The next blog entry, incidentally:
"The writing of the weird new thing progresses newly and weirdly. Still fabulous fun. Strange things are happening involving marionettes, chinese swords, rosary beads, and a beautiful boy who is half-Maasai. In Venice."
Ha ha. None of those things are still in the book! Well, maybe the Chinese swords . . . sort of.
So, did I go back to that poor, tortuous sci-fi book, or abandon it right then and there? Well . . . actually, I followed my own rule of not being seduced by "the slutty new idea" and I kept slogging at the sci-fi book! I behaved. Well, I am here to tell you that behaving is not always for the best! I finished a draft of that sci-fi, and I never even read it. I tacked that "the end" on with the sound of a door slamming, and I have NEVER read that manuscript! It was misery to write, and I'm sure it would be misery to read! Did I learn a lesson? I don't know. But getting back to the blue-haired girl book was like . . . getting out of jail? Maybe a little. The timing was perfect: I had a beach weekend writing retreat set up with a couple of friends (this was early in my pregnancy with Clementine), and on the first day of the retreat I wrote the first chapter of "Daughter." (That is now Chapter 13, by the way), and I haven't looked back. I have only taken long, long pauses. Ha ha. I found pregnancy delightful and distracting, and then there were those newborn months. They may also, er, ahem, have been another book written in the interim. (What? What are you looking at? )
So that's the history of this book so far, and I'm am SO THRILLED about where it stands now, in the amazing, creative hands of the team at Little, Brown, who have knocked my socks off from the first moment of the auction. This is my writer's life fairy tale, with the caveat that in the fairy tale, the writing part is easier! And this book is STILL deeply, deeply fun, but of course it is work too. I have many notebook pages of roads not taken with this idea, which at every moment is sending off shoots in tantalizing directions, so that I have to be a ruthless gardener and prune and snip and cull. (Me and my mixed writing metaphors!)

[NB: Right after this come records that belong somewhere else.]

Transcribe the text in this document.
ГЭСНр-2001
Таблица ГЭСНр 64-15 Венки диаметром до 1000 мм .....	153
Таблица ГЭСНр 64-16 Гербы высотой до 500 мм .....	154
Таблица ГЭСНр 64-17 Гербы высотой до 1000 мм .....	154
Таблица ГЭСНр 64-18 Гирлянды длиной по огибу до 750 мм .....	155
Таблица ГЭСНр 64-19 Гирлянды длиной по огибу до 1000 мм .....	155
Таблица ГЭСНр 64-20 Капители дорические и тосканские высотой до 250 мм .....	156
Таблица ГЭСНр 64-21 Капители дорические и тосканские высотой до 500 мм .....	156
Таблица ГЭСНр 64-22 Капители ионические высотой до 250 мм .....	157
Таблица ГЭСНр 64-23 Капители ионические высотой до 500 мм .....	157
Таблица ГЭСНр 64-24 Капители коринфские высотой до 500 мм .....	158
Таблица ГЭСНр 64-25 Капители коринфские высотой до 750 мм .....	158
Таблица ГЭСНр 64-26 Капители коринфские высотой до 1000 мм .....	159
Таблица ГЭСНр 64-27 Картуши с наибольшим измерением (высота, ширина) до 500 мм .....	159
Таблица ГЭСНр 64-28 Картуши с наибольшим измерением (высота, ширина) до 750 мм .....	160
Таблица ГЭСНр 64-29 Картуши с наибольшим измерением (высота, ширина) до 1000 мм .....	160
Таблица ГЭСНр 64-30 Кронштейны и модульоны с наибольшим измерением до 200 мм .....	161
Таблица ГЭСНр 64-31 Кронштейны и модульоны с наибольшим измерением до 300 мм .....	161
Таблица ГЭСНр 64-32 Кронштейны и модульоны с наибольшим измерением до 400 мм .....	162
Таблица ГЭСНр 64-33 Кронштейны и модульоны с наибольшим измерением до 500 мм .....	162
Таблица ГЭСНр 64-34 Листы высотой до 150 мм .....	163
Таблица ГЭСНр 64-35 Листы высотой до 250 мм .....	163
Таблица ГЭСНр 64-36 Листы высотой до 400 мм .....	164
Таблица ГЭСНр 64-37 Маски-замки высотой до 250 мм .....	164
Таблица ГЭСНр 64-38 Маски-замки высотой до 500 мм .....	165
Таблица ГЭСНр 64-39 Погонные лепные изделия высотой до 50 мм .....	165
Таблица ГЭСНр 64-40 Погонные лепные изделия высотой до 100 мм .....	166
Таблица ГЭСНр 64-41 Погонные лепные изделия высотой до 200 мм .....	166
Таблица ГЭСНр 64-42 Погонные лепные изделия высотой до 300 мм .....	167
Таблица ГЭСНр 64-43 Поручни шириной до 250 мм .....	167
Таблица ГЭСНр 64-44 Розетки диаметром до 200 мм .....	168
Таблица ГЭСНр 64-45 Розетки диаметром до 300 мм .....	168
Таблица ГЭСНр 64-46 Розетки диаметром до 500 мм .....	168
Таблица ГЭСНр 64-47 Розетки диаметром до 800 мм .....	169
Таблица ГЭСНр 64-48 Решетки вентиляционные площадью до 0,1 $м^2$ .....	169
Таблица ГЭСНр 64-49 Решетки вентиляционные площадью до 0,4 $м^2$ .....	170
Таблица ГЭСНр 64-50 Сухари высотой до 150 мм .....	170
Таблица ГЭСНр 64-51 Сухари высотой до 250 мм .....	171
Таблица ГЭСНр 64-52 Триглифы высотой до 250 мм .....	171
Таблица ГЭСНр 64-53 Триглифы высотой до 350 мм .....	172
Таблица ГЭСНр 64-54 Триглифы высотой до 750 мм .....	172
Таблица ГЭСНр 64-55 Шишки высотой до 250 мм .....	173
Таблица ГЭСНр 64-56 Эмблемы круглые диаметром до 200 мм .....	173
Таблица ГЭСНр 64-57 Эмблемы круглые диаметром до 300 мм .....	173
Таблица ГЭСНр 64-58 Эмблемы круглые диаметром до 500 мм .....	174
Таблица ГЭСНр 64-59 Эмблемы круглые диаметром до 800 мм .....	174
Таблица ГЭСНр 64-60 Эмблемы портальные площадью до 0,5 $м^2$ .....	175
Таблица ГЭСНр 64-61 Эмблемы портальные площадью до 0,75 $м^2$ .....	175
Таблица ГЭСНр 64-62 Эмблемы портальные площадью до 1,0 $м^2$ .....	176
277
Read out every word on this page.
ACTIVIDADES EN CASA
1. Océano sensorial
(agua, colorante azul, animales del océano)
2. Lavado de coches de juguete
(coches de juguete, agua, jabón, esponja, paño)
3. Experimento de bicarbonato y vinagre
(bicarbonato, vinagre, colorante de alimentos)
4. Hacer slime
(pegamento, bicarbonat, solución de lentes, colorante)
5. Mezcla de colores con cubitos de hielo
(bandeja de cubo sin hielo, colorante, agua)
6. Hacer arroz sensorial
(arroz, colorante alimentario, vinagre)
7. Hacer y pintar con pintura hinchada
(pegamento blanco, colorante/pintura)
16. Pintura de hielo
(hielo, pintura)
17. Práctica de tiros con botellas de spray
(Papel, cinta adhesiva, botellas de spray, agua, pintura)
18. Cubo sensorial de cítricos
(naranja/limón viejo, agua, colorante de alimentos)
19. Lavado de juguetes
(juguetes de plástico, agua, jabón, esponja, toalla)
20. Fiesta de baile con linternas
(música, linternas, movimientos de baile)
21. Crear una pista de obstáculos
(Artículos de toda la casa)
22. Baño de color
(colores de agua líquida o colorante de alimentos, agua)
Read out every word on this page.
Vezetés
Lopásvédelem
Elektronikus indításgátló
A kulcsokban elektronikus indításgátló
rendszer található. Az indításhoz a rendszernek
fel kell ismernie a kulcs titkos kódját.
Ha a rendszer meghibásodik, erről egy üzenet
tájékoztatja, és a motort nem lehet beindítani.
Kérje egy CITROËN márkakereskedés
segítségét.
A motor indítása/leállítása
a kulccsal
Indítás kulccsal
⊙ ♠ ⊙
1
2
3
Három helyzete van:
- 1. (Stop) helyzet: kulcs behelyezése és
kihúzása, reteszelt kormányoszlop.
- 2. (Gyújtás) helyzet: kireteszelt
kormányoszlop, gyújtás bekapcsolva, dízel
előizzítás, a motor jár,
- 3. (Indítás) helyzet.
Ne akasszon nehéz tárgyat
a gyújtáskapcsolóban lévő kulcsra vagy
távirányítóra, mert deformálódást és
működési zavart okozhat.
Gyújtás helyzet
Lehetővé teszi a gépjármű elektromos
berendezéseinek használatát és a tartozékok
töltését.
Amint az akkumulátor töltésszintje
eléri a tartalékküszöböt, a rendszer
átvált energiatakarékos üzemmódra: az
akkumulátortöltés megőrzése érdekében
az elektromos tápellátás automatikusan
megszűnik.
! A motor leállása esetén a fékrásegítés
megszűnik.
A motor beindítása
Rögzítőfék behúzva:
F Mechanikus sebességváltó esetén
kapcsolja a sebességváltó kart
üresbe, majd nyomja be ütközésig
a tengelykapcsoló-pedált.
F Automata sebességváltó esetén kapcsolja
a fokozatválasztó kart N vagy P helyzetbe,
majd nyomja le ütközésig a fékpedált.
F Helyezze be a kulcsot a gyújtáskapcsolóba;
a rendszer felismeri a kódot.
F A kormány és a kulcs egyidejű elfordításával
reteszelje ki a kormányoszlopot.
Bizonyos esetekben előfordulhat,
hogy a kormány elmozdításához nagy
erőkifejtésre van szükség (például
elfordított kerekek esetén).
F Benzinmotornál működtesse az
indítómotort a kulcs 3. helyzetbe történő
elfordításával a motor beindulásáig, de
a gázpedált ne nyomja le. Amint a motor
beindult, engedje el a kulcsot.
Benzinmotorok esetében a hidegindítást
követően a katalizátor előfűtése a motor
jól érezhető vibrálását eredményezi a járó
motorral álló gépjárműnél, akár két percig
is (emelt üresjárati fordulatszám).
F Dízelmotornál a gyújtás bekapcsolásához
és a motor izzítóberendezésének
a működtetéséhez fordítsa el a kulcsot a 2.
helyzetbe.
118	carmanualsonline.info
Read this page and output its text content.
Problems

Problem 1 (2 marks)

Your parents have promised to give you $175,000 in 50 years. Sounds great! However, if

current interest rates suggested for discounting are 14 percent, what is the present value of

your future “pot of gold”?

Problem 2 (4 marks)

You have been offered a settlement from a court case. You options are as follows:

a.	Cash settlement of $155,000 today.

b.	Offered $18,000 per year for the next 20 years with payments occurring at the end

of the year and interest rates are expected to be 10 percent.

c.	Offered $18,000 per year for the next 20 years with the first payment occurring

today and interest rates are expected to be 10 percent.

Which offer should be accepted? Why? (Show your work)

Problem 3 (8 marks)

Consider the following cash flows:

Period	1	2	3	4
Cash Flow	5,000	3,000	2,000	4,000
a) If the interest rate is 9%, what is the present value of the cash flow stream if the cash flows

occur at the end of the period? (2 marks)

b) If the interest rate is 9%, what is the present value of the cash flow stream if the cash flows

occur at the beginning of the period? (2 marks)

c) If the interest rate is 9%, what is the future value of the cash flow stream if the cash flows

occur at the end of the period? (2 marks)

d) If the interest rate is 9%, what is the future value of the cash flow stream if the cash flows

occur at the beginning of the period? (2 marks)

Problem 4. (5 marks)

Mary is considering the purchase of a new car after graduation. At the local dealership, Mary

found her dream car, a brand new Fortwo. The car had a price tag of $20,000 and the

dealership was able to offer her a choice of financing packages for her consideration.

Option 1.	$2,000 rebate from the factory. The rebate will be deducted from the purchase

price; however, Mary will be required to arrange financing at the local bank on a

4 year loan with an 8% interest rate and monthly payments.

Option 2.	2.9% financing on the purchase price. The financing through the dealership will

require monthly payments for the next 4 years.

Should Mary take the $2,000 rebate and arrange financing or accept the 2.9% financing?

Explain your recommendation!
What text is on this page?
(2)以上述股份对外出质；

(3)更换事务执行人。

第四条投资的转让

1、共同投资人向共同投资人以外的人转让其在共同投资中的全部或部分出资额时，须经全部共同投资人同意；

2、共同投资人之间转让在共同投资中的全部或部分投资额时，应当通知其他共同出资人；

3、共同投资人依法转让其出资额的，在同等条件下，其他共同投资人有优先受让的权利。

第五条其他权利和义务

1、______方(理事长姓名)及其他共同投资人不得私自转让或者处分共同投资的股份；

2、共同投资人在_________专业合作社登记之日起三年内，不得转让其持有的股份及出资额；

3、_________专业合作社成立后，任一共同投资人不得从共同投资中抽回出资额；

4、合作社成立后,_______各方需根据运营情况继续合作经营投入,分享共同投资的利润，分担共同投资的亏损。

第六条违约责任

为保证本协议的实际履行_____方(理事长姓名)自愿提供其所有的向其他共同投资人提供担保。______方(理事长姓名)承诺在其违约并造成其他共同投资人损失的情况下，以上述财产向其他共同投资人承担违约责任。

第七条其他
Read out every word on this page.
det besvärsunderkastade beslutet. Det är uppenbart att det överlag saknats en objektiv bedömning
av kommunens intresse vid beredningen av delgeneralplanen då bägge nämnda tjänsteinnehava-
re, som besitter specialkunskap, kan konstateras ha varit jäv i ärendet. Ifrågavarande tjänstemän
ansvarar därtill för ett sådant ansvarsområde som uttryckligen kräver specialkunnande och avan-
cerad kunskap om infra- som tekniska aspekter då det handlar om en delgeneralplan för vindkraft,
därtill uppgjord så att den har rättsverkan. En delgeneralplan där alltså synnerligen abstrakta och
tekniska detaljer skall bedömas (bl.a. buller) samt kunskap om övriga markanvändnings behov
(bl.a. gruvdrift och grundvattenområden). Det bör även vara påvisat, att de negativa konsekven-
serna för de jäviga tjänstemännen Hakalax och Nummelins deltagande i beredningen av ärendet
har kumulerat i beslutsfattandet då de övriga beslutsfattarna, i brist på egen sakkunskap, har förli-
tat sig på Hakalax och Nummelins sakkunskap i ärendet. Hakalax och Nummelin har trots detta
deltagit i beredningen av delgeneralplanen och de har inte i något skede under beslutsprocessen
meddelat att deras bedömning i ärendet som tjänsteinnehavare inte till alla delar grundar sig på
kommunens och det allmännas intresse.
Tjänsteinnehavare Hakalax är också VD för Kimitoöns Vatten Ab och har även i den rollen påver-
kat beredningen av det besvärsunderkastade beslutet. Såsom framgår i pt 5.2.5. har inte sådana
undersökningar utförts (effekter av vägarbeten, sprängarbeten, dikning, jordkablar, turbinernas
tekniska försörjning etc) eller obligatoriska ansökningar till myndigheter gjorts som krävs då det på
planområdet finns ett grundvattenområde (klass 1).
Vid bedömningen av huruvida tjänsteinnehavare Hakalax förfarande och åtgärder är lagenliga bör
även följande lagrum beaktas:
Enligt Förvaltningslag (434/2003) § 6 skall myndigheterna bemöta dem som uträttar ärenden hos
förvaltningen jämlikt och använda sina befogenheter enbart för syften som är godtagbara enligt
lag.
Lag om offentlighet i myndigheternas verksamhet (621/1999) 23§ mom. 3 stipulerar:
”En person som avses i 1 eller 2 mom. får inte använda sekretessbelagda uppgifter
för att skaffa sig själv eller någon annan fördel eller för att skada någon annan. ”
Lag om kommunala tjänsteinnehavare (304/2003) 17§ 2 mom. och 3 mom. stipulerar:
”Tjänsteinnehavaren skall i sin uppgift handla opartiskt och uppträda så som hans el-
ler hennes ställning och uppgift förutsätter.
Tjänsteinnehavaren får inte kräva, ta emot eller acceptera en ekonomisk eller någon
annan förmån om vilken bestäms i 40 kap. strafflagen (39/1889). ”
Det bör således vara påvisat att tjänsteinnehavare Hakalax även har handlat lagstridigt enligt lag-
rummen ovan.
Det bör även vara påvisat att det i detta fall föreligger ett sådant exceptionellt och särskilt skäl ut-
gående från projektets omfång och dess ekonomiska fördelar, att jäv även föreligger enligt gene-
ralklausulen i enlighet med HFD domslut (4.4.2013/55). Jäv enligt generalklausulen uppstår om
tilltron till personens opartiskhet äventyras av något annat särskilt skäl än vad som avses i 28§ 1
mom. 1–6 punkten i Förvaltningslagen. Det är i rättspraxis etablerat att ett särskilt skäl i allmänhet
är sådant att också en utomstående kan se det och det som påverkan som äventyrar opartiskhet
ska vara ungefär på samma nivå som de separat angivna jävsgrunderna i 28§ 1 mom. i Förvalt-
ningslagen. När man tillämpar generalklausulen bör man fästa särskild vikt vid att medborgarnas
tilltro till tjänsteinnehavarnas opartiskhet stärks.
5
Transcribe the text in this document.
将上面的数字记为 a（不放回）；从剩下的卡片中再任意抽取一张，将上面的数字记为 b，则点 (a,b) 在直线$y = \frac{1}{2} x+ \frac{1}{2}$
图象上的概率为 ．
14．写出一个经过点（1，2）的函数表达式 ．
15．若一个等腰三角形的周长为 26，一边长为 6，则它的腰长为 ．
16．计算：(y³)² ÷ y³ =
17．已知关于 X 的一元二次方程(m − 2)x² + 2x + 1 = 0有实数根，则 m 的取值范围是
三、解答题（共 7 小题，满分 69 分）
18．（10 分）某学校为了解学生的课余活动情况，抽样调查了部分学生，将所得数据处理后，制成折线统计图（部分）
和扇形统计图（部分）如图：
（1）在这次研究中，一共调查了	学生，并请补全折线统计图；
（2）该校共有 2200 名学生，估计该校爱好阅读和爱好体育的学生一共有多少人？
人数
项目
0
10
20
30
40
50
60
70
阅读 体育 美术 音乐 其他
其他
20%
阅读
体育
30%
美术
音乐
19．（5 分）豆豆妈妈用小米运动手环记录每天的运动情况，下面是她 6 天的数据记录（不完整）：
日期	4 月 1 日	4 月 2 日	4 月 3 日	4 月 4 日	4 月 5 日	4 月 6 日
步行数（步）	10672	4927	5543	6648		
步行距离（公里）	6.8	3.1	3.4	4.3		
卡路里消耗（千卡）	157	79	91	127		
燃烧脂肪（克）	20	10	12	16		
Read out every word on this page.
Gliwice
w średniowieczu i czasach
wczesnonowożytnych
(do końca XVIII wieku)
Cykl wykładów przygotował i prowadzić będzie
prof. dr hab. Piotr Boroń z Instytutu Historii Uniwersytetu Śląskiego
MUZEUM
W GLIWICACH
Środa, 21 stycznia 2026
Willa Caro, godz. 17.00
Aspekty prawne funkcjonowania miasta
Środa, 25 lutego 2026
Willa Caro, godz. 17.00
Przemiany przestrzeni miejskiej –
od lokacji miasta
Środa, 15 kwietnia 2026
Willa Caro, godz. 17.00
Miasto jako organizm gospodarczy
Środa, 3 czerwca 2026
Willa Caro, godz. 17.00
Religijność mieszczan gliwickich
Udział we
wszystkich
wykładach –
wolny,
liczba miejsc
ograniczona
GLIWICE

There's something I talked about in my plotting talk at SCBWI WW recently, and it really should be its own blog post, so perhaps I'll expand upon it in my next post, but it's: the willingness to write scenes in the spirit of discovery, even knowing they might not make it into the book. I have so many discarded scenes, but they all contribute a richness to the plot and characterization, even if it only sneaks in in hints and hues on account of me having made the world of the story real to myself in discarded chapters. More on that later!
So, to sum up: WHOOOOOP! Hurray! Thank you thank you THANK YOU, Little, Brown, and Alvina Ling (my new editor!), as well as my FABULOUS agent, Jane Putch, for some of the most exciting weeks of my professional life! I look to the future with such excitement as the life of this new book unrolls ahead of me.
That said, back to writing!
*re: more Dreamdark books: some day I will finish the series! I am deeply committed to Magpie and crew and feel sick about leaving them in limbo. I will see their story through. It is just not in the cards for the next few years.